If it were one state with two systems, the Palestinian people would be denied equality, he added.
The final speaker, The Sydney Morning Herald’s Bevan Shields, talked about the “elephant in the room” — the media portrayal of the Israel/Palestine conflict. We can “rarely please everyone,” he said, adding that there was “a difference between annoying people with uncomfortable facts and ignoring the facts. I don’t think there’s a cross-media conspiracy that is anti-Israel, [because] we are not that strategic. But I do agree with the need for balanced, accurate, fair reporting.”
Shields said that there was a “constant obsession with history rather than the future. History is important, but no one benefits from fighting the history wars.” (News Corp, take note). He also criticised the settlements, saying that they were counterproductive and “threatened to poison any peace process. But a solution will be very nearly impossible if action isn’t taken soon.”

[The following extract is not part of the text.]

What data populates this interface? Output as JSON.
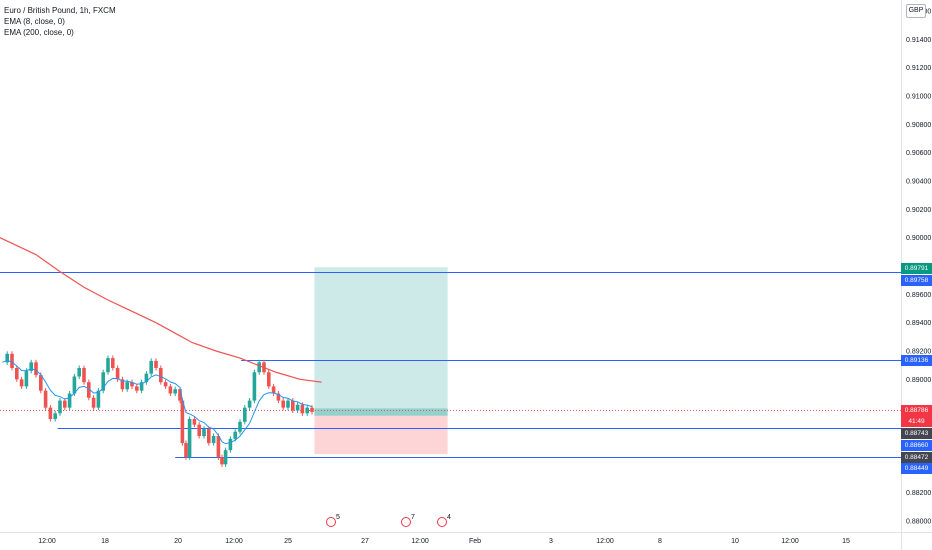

There’s no obligation on any of these journalists to write stories about the trip, but if they do, they should disclose that they were sponsored. In the past, these rules have been more honored in the breach. But as my Crikey colleague Myriam Robin has pointed out, “regardless of whether or not the trip is disclosed, the fact remains: once a year, the AIJAC and the NSW Board of Jewish Deputies takes a number of Australian journalists, most of whom rarely or never report on this type of thing, to one of the world’s most divided countries, selectively picking what they see, and showing them a good time. And every year, the Australian media plays into this.”
Leaving the talk, I looked for the supper table and discovered to my horror that there wasn’t one. In 25 years of journalism, was this the first Jewish event where someone hasn’t offered me food, insisted I eat two helpings and take something home in a bag? Objectivity comes at a high price.